Naturopathy got its start about the same time as chiropractic; the term to describe the collective ‘natural’ clinical practices of professionals was coined about 1892, and the first class of the American School of Naturopathy graduated in 1902. The profession grew to over 10,000 practitioners in the 1920s, and waned until its resurgence in the late 1970s with accreditation of US schools. Differentiating itself from naturopaths who could get mail-order education, the terms ‘naturopathic medicine’ and ‘naturopathic physicians’ have grown to be preferred by those who are graduates of four-year courses at accredited schools.
Licensed in California in 2003 with the ability to have limited prescription rights and to deliver babies under medical supervision, NDs have a bill moving through the California legislature that would remove the requirement for supervision, freeing them to write prescriptions and to perform minor surgical procedures without MDs being involved. The same arguments are being trotted out that get used every time against any profession that tries to expand its scope: potential for public harm, lack of training/residencies, etc. The same counterarguments also have been dusted off: continuity of care, convenience, medicine’s own record of unsafe practices, patient convenience, and cost.
Cost is the trump card for most arguments in today’s health care world. Spiraling costs and increasing consumer exposure to first-dollar, out of pocket responsibilities through high-deductible plans mean that, presuming safety concerns are addressed, those who can deliver lower-cost services will ultimately prevail.
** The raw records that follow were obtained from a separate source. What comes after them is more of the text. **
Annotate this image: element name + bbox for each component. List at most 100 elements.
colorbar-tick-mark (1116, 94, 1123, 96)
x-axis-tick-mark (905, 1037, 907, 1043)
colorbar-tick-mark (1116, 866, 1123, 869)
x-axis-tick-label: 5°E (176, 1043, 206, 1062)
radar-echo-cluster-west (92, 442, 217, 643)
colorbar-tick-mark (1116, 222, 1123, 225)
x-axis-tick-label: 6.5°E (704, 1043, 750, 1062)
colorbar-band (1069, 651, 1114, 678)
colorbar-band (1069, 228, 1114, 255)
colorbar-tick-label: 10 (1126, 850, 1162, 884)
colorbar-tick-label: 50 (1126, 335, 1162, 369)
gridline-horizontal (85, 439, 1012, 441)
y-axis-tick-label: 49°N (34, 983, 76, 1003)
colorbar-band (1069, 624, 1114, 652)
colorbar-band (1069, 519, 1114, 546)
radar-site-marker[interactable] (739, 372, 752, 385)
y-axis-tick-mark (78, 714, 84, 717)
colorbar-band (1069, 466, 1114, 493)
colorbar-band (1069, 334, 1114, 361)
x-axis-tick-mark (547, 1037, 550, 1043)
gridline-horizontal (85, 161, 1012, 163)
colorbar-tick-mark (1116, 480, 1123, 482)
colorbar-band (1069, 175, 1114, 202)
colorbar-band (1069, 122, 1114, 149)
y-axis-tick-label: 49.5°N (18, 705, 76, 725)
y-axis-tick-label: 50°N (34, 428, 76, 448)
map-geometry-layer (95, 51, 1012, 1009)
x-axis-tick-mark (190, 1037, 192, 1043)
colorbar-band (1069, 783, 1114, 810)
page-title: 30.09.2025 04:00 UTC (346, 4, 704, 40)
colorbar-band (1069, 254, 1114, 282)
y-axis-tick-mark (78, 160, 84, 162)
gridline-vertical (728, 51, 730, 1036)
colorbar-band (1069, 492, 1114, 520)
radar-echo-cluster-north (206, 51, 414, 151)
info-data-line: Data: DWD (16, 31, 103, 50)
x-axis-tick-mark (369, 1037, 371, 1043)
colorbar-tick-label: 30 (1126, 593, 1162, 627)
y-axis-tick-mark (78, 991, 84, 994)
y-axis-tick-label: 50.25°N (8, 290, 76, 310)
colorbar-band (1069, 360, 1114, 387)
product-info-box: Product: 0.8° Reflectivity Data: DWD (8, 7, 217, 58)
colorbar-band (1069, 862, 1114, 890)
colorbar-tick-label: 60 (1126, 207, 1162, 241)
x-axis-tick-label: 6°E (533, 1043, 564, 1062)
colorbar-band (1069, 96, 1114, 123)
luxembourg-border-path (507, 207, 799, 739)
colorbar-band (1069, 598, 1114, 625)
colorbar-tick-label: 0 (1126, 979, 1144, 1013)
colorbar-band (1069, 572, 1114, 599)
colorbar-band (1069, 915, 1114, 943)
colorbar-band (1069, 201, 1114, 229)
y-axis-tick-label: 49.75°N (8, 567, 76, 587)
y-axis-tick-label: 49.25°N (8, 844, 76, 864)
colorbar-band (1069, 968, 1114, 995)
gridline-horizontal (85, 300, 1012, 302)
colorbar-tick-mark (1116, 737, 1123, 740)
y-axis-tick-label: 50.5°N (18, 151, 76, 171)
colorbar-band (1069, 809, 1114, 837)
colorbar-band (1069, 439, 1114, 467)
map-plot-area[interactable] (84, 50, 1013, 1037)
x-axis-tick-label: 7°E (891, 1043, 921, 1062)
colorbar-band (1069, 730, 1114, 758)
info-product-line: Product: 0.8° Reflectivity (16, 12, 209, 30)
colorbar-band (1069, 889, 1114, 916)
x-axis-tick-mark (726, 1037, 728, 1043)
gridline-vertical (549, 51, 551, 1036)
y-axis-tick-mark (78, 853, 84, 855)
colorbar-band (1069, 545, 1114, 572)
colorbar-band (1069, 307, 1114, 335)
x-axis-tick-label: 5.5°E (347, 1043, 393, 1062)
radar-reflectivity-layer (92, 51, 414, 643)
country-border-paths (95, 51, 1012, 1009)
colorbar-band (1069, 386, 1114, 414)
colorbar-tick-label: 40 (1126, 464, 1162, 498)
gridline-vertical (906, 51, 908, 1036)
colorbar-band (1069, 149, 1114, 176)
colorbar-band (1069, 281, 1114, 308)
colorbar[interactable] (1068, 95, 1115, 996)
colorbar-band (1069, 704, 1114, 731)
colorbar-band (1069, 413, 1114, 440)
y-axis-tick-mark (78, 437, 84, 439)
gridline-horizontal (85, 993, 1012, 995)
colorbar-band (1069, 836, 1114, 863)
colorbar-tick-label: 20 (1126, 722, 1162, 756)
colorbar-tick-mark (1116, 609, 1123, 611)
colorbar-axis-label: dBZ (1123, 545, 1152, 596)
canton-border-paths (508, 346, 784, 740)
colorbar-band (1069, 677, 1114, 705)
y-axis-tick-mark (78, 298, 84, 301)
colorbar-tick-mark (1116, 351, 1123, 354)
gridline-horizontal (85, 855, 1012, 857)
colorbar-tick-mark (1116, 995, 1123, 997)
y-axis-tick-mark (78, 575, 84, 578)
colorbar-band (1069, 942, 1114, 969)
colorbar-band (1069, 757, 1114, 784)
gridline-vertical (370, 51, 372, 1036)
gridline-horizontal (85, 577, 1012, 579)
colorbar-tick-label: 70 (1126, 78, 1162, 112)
But incorporating those services changes the profession, and no one should have any illusions about the seduction compensated services have against those that aren’t compensated or compensated as well. When a provider’s time with a patient isn’t paid for but a prescription is, what do we think is going to happen over time? When outcomes are measured in terms of symptom reduction, which practices are going to be reinforced?
That future isn’t hard to envision, but what’s harder to know at this point is what’s going to happen in consumers’ minds and wallets as a result of all this. With some chiropractors pushing for prescription rights, the same arguments for expanding scope are likely to win at some point. They’ll join the broadening scopes of nurse practitioners and physicians assistants. The likely result? It’s not hard to imagine a scenario where a patient can get prescriptions from five different providers. Some will argue this is ‘integration.’ I will argue that it’s mush. As health care comes to operate more and more along retail marketplace dynamics, differentiation becomes more important than similarities. For those in our profession who seek to fit in, we should be careful about what we assume consumer/patients want when they see a provider in a white lab coat. If fitting in means we homogenize our services, we give others no specific reason to seek us out. It will become all about the person, not about the profession.
And if we do preserve our distinctions but fail to figure out how to successfully describe those differences, their value and defend that with data of our own design and stewardship, we are just going to increase our competition and fade in the public’s eye.
Until we can control for unintended consequences, we should be very, very careful what we think we’re asking for.